Design and Modeling of Smart Material Systems for High Voltage Insulation

Abstract

Smart materials systems have been widely used to develop sensors, actuators and energy harvesters. This work is driven by the question about the possibility of strengthening electrical insulation systems via new designs based on smart materials/structures. Specifically, in this work, we seek for innovative solutions to partial discharge (PD) detection and mitigation inside gas or liquid insulated high voltage equipment by exploiting smart material systems' response to electric potential or current changes. The early-concept design includes a dielectric elastomer based actuator which has a spring that is relaxed when normal high voltage is applied to the elastomer (stretched). When partial discharge occurs, the voltage drop will cause the elastomer to contract, compress the spring, enlarge the insulation gap, and lower the electric field. The transient response of the dielectric elastomer actuator subject to PD voltage pulses is simulated.

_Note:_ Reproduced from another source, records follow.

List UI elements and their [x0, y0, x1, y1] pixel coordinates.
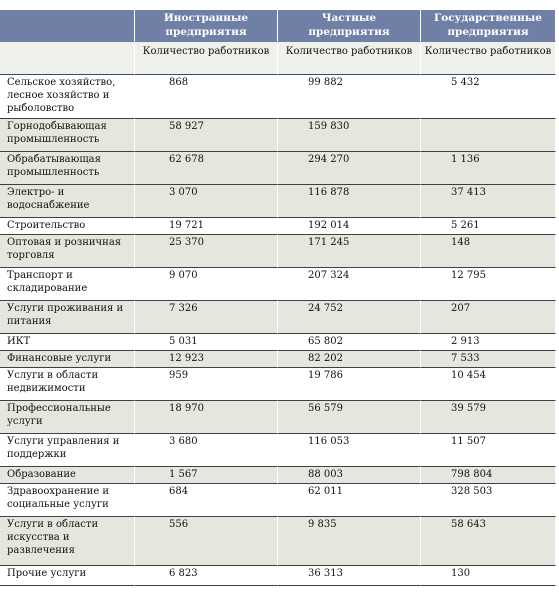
- cell-state-employees: 10 454: [421, 368, 556, 401]
- cell-private-employees: 159 830: [278, 119, 421, 152]
- cell-state-employees: 148: [421, 235, 556, 268]
- cell-private-employees: 36 313: [278, 566, 421, 586]
- row-label: Услуги в области искусства и развлечения: [0, 517, 135, 566]
- header-row: Иностранные предприятия Частные предприя…: [0, 10, 556, 42]
- cell-private-employees: 56 579: [278, 401, 421, 434]
- subheader-row: Количество работников Количество работни…: [0, 42, 556, 75]
- column-subheader-private: Количество работников: [278, 42, 421, 75]
- cell-foreign-employees: 3 070: [135, 185, 278, 218]
- subheader-corner-cell: [0, 42, 135, 75]
- row-label: Услуги управления и поддержки: [0, 434, 135, 467]
- table-row: Здравоохранение и социальные услуги 684 62…: [0, 484, 556, 517]
- row-label: Оптовая и розничная торговля: [0, 235, 135, 268]
- row-label: ИКТ: [0, 334, 135, 351]
- cell-foreign-employees: 868: [135, 75, 278, 119]
- cell-private-employees: 65 802: [278, 334, 421, 351]
- cell-private-employees: 99 882: [278, 75, 421, 119]
- cell-state-employees: 130: [421, 566, 556, 586]
- cell-state-employees: 1 136: [421, 152, 556, 185]
- cell-state-employees: 798 804: [421, 467, 556, 484]
- table-row: Услуги проживания и питания 7 326 24 752 20…: [0, 301, 556, 334]
- cell-private-employees: 62 011: [278, 484, 421, 517]
- table-row: Образование 1 567 88 003 798 804: [0, 467, 556, 484]
- cell-foreign-employees: 3 680: [135, 434, 278, 467]
- table-row: Услуги в области недвижимости 959 19 786 10…: [0, 368, 556, 401]
- employment-table: Иностранные предприятия Частные предприя…: [0, 10, 556, 586]
- row-label: Электро- и водоснабжение: [0, 185, 135, 218]
- cell-foreign-employees: 18 970: [135, 401, 278, 434]
- table-row: Транспорт и складирование 9 070 207 324 12 …: [0, 268, 556, 301]
- row-label: Сельское хозяйство, лесное хозяйство и р…: [0, 75, 135, 119]
- column-subheader-state: Количество работников: [421, 42, 556, 75]
- row-label: Услуги в области недвижимости: [0, 368, 135, 401]
- cell-private-employees: 116 053: [278, 434, 421, 467]
- cell-state-employees: 207: [421, 301, 556, 334]
- row-label: Здравоохранение и социальные услуги: [0, 484, 135, 517]
- cell-foreign-employees: 5 031: [135, 334, 278, 351]
- cell-state-employees: 328 503: [421, 484, 556, 517]
- column-header-foreign: Иностранные предприятия: [135, 10, 278, 42]
- cell-state-employees: 5 261: [421, 218, 556, 235]
- table-row: Профессиональные услуги 18 970 56 579 39 57…: [0, 401, 556, 434]
- cell-private-employees: 207 324: [278, 268, 421, 301]
- table-row: Услуги в области искусства и развлечения…: [0, 517, 556, 566]
- cell-state-employees: 58 643: [421, 517, 556, 566]
- cell-foreign-employees: 684: [135, 484, 278, 517]
- cell-private-employees: 88 003: [278, 467, 421, 484]
- header-corner-cell: [0, 10, 135, 42]
- cell-state-employees: [421, 119, 556, 152]
- table-row: Электро- и водоснабжение 3 070 116 878 37 4…: [0, 185, 556, 218]
- column-subheader-foreign: Количество работников: [135, 42, 278, 75]
- cell-foreign-employees: 6 823: [135, 566, 278, 586]
- column-header-state: Государственные предприятия: [421, 10, 556, 42]
- cell-private-employees: 24 752: [278, 301, 421, 334]
- table-row: Прочие услуги 6 823 36 313 130: [0, 566, 556, 586]
- row-label: Услуги проживания и питания: [0, 301, 135, 334]
- row-label: Образование: [0, 467, 135, 484]
- cell-foreign-employees: 25 370: [135, 235, 278, 268]
- row-label: Строительство: [0, 218, 135, 235]
- cell-state-employees: 11 507: [421, 434, 556, 467]
- cell-state-employees: 12 795: [421, 268, 556, 301]
- cell-state-employees: 5 432: [421, 75, 556, 119]
- row-label: Транспорт и складирование: [0, 268, 135, 301]
- table-row: Горнодобывающая промышленность 58 927 159 …: [0, 119, 556, 152]
- table-row: Оптовая и розничная торговля 25 370 171 24…: [0, 235, 556, 268]
- cell-state-employees: 2 913: [421, 334, 556, 351]
- table-row: Обрабатывающая промышленность 62 678 294 2…: [0, 152, 556, 185]
- cell-private-employees: 116 878: [278, 185, 421, 218]
- table-row: Услуги управления и поддержки 3 680 116 05…: [0, 434, 556, 467]
- table-row: Строительство 19 721 192 014 5 261: [0, 218, 556, 235]
- top-spacer: [0, 0, 559, 10]
- cell-foreign-employees: 556: [135, 517, 278, 566]
- cell-private-employees: 192 014: [278, 218, 421, 235]
- cell-foreign-employees: 1 567: [135, 467, 278, 484]
- cell-state-employees: 37 413: [421, 185, 556, 218]
- cell-private-employees: 294 270: [278, 152, 421, 185]
- cell-private-employees: 19 786: [278, 368, 421, 401]
- cell-state-employees: 7 533: [421, 351, 556, 368]
- cell-foreign-employees: 12 923: [135, 351, 278, 368]
- row-label: Финансовые услуги: [0, 351, 135, 368]
- cell-foreign-employees: 959: [135, 368, 278, 401]
- row-label: Обрабатывающая промышленность: [0, 152, 135, 185]
- cell-foreign-employees: 62 678: [135, 152, 278, 185]
- cell-state-employees: 39 579: [421, 401, 556, 434]
- row-label: Прочие услуги: [0, 566, 135, 586]
- cell-foreign-employees: 19 721: [135, 218, 278, 235]
- row-label: Горнодобывающая промышленность: [0, 119, 135, 152]
- cell-private-employees: 82 202: [278, 351, 421, 368]
- table-body: Сельское хозяйство, лесное хозяйство и р…: [0, 75, 556, 586]
- cell-foreign-employees: 9 070: [135, 268, 278, 301]
- cell-private-employees: 9 835: [278, 517, 421, 566]
- table-row: Финансовые услуги 12 923 82 202 7 533: [0, 351, 556, 368]
- column-header-private: Частные предприятия: [278, 10, 421, 42]
- cell-private-employees: 171 245: [278, 235, 421, 268]
- table-row: ИКТ 5 031 65 802 2 913: [0, 334, 556, 351]
- row-label: Профессиональные услуги: [0, 401, 135, 434]
- table-row: Сельское хозяйство, лесное хозяйство и р…: [0, 75, 556, 119]
- cell-foreign-employees: 58 927: [135, 119, 278, 152]
- cell-foreign-employees: 7 326: [135, 301, 278, 334]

The results indicate that the systems can respond to PD in the direction toward PD suppression. This work also explores various settings to reveal the requirements on the material and system parameters for their use in high voltage insulation. This work presents a promising paradigm in the electrical insulation of high voltage equipment which combines sensing and actuating in the same material and features “responsive monitoring” by harnessing the electromechanical and/or electrochemical properties of smart materials.